Dus de Leeuw schudde zichzelf wakker en sprong zo snel als hij kon naar voren. Binnen een mum van tijd was hij uit het zicht.

“Laten we van onze handen een stoel maken en haar dragen,” zei de Vogelverschrikker. Dus pakten ze Toto op en legden de hond op Dorothy’s schoot, en toen maakten ze een stoel met hun handen als zitplaats en hun armen als armleuningen en droegen het slapende meisje tussen hen in door de bloemen.

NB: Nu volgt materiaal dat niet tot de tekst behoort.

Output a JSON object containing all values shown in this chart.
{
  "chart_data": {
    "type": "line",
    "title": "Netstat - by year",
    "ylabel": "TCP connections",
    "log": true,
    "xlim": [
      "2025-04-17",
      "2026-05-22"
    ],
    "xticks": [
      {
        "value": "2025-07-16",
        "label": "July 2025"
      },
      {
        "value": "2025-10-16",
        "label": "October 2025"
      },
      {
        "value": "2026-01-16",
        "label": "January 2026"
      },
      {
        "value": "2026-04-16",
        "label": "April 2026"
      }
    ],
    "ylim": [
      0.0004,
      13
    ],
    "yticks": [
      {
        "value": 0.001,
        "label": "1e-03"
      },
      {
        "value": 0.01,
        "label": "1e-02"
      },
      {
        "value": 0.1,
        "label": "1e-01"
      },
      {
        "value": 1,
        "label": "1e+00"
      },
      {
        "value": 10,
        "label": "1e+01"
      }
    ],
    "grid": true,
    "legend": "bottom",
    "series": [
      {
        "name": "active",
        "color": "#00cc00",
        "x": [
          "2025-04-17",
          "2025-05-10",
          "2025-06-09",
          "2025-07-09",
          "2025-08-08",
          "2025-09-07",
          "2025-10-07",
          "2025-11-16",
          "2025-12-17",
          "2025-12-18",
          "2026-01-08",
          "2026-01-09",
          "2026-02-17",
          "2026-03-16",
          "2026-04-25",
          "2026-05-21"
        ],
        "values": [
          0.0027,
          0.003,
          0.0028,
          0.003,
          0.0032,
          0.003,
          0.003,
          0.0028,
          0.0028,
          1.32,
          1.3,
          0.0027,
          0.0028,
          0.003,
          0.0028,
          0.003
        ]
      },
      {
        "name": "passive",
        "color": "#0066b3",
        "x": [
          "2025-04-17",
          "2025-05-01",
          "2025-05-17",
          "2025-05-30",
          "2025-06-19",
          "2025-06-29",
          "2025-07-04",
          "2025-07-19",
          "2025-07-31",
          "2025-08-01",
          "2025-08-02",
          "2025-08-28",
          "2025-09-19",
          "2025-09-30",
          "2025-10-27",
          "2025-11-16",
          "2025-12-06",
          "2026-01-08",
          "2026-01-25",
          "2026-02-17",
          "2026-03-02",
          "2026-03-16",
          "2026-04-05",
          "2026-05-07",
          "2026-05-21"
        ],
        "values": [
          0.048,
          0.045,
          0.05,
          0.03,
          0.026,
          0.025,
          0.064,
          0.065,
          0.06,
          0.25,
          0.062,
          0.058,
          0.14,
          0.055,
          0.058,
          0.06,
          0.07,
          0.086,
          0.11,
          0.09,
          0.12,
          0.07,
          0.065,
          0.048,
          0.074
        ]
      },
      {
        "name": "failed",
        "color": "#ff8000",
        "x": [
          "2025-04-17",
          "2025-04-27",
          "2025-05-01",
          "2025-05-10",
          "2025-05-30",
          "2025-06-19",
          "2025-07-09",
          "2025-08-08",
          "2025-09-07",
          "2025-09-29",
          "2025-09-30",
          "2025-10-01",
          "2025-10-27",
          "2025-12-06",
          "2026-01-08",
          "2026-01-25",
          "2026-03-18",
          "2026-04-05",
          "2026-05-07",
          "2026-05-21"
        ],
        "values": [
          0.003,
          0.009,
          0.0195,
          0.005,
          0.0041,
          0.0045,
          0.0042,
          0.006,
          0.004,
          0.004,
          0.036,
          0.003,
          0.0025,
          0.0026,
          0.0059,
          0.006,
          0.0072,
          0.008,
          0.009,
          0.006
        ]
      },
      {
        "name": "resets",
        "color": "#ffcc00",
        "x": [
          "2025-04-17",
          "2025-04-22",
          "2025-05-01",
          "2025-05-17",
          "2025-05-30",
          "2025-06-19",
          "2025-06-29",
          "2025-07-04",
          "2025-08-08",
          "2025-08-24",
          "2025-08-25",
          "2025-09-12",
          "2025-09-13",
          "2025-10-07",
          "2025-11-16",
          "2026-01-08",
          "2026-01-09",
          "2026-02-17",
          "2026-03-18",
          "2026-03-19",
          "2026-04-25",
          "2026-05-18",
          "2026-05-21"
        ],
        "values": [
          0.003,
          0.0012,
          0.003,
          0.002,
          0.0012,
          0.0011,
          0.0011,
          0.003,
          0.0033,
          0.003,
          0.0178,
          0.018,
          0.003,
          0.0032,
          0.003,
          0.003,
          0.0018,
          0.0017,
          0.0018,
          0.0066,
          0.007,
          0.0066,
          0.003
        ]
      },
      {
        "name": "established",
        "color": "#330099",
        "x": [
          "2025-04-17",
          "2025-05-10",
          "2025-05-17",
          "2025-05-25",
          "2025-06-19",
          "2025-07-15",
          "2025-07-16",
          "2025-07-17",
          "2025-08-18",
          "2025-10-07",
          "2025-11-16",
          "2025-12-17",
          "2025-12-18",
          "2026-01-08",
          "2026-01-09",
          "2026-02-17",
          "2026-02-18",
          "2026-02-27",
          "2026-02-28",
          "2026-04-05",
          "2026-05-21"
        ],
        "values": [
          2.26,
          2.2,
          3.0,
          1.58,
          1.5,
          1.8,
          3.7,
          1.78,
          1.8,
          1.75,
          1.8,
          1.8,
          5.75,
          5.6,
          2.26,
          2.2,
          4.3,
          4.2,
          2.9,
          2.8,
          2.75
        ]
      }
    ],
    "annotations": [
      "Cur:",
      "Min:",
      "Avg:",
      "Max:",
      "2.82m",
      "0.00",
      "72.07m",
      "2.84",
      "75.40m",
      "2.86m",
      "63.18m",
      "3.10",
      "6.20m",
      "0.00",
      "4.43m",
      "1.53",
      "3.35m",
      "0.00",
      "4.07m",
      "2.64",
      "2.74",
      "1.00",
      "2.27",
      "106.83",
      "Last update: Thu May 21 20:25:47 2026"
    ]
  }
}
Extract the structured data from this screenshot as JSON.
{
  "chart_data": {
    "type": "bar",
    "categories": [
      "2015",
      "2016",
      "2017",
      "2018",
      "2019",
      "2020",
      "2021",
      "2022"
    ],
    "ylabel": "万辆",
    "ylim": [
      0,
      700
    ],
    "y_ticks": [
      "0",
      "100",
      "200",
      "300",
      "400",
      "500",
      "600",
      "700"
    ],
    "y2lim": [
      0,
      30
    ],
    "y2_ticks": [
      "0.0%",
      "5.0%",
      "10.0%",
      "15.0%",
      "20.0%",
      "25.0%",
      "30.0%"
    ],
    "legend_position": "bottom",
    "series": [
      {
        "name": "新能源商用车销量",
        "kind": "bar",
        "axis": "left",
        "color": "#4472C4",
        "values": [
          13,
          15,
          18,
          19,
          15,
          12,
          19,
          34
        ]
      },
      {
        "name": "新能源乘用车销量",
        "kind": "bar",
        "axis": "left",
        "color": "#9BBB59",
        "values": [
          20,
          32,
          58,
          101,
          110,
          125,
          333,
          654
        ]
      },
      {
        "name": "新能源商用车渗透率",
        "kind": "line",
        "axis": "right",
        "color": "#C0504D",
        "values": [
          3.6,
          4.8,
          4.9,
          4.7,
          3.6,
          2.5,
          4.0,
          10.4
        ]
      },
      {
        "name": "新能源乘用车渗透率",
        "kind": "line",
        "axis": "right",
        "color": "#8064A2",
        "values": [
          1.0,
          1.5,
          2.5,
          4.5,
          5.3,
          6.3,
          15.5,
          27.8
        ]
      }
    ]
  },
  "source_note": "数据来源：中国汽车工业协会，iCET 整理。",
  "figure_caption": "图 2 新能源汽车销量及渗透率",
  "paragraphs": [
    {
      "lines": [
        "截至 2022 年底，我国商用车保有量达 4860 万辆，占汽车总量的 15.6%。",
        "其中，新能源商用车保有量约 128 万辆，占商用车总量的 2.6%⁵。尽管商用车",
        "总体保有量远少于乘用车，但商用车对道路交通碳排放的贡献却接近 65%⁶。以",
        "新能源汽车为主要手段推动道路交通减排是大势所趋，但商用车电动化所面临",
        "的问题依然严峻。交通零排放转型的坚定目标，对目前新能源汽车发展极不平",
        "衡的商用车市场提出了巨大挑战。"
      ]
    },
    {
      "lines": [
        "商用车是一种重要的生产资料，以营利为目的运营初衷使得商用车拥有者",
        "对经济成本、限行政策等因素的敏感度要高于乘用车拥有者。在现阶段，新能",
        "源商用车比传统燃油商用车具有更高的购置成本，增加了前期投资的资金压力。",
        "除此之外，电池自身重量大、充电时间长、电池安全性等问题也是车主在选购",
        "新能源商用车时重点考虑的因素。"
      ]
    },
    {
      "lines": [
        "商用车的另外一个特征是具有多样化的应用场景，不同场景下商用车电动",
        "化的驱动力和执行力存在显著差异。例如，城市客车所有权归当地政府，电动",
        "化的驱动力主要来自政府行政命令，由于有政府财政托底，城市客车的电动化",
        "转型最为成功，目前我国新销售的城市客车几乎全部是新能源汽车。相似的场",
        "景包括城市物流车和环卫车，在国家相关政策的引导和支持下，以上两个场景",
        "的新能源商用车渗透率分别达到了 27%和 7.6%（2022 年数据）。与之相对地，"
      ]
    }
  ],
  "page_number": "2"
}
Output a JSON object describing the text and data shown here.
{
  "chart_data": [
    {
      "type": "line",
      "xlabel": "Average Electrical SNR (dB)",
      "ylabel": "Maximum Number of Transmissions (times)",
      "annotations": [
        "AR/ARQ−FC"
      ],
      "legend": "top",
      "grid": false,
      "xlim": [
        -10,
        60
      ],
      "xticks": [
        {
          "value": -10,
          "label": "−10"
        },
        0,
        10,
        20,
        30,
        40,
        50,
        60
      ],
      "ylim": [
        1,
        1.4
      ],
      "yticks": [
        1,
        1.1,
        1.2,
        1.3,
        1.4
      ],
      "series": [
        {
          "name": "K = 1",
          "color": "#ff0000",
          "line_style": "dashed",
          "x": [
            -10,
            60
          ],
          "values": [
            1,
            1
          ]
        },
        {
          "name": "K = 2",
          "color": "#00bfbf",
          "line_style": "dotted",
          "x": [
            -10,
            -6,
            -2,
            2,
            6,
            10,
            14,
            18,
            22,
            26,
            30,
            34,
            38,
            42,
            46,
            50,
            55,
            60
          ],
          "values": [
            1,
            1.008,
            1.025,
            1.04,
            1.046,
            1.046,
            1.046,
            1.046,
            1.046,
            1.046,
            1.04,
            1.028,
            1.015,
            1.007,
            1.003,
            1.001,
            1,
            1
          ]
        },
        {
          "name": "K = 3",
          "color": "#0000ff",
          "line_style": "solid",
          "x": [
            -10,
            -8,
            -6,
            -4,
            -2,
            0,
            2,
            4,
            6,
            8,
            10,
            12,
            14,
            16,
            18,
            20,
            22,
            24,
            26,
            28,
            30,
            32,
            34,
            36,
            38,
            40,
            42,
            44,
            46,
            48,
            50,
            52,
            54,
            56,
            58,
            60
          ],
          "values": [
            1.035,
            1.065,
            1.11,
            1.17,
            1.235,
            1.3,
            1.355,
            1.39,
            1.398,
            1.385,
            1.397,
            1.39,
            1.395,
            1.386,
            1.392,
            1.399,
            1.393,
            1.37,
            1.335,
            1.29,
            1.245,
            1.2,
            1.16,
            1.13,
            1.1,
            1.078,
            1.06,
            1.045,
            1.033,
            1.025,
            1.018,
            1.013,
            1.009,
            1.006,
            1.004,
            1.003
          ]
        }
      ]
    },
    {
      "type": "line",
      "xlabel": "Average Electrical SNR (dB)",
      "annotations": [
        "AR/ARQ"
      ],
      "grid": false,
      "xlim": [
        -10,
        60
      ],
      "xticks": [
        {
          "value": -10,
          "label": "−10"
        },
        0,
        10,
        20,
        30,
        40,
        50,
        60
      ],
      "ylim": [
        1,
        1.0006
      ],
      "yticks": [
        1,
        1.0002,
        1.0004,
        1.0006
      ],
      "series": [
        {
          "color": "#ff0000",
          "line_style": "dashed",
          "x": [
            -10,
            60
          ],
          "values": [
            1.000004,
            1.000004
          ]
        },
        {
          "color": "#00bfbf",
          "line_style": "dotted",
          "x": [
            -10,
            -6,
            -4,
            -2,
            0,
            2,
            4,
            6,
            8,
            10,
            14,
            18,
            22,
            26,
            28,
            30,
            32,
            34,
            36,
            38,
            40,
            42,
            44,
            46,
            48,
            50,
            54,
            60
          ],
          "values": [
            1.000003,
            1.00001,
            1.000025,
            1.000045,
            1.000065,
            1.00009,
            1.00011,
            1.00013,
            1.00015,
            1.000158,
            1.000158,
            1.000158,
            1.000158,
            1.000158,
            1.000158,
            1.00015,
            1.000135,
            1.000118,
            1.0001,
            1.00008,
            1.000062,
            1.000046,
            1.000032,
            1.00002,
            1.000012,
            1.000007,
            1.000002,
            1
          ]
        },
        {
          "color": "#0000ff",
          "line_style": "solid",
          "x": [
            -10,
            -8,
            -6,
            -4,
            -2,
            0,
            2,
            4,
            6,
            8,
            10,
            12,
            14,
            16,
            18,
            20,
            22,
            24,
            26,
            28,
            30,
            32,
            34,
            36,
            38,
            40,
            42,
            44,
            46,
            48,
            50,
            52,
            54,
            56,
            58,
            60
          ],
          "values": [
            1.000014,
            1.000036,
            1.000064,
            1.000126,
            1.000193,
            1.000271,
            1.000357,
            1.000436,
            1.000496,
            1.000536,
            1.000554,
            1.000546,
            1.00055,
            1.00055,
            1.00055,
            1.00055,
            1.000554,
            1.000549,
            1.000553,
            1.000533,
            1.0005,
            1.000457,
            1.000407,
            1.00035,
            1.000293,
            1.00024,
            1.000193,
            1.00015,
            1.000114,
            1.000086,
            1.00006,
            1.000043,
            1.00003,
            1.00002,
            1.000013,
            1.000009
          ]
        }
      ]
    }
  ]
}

Ze liepen maar verder en verder en het leek erop dat er nooit een einde zou komen aan het grote tapijt van dodelijke bloemen dat hen omringde. Ze volgden de bocht van de rivier en kwamen uiteindelijk hun vriend de Leeuw tegen, diep in slaap tussen de klaprozen. De bloemen waren te sterk geweest voor het enorme beest en hij had het uiteindelijk opgegeven en was, slechts op korte afstand van het einde van het bloemenveld, in slaap gevallen, daar waar het zoete gras zich in prachtige groene velden voor hen verspreidde.

“We kunnen niets voor hem doen,” zei de Blikken Houthakker droevig; “want hij is veel te zwaar om te tillen. We moeten hem hier achterlaten om voor altijd door te slapen, en misschien zal hij dromen dat hij eindelijk moed heeft gevonden.”

“Dat spijt me verschrikkelijk,” zei de Vogelverschrikker. “De Leeuw was een heel goede kameraad voor iemand die zo laf was. Maar laten we doorgaan.”

Ze droegen het slapende meisje naar een mooie plek naast de rivier, ver genoeg van het papaver-veld om te voorkomen dat ze nog meer gif van de bloemen inademde, en legden haar zachtjes op het zachte gras en wachtten tot een frisse bries haar wakker zou maken.